Advantages of Incorporation in California
For small businessmen, there are many good reasons to consider setting up a corporation or limited liability corporation (LLC). None are as important as protecting one's personal assets from the liability of creditors.
Once a corporation or LLC is set up and provided it is maintained properly, the debts of the business are not treated as debts of individual partners. Unless they separately agree to do so, the individual owners of the corporation (known as Ashareholders) have no liability for the debts of the corporation. For example, a corporation can go bankrupt without affecting the solvency of its shareholders.
The requirements of filing a corporation are simple in California. It requires corporate documents to be drawn up, generally by a lawyer. Articles of Incorporation are filed with the California Secretary of State.

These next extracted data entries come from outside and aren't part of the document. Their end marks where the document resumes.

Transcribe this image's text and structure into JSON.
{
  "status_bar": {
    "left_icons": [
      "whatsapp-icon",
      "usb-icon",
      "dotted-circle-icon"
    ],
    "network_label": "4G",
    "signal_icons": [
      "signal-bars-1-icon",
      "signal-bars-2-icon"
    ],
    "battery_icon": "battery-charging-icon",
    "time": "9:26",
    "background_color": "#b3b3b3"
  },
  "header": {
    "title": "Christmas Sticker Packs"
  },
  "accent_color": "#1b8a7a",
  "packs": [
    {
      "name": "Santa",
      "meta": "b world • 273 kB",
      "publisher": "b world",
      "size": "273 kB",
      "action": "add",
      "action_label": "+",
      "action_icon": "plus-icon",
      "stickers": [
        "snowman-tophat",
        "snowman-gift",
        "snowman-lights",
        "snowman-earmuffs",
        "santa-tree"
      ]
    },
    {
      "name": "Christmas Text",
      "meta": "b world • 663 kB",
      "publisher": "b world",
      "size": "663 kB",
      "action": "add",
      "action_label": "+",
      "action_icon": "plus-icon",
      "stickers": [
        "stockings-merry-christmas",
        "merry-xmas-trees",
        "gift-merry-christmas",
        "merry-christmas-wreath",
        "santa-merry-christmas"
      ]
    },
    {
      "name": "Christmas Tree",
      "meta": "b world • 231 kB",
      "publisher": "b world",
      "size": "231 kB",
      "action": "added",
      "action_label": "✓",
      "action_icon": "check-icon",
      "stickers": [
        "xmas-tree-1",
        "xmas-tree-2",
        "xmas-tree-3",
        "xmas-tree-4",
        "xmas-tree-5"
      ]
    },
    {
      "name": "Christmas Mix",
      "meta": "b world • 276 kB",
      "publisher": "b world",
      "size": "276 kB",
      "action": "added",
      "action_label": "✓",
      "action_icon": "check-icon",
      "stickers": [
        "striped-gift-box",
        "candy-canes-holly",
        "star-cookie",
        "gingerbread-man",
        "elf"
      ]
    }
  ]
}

Certain legal documents must be kept on an ongoing basis, such as shareholders meeting minutes, records of share transactions, bylaws.
For most small businesses, there are no additional taxes caused by incorporation. Small businesses typically qualify for S-corporation status, and its income is treated as the income of its shareholders just like a sole proprietorship.
This summary simply states general guidelines and is not intended to serve as legal advice. In establishing a business, or making decisions regarding the form of an existing business, it is advisable to seek out counsel from a legal, tax or accounting professional who considers the facts of your particular case.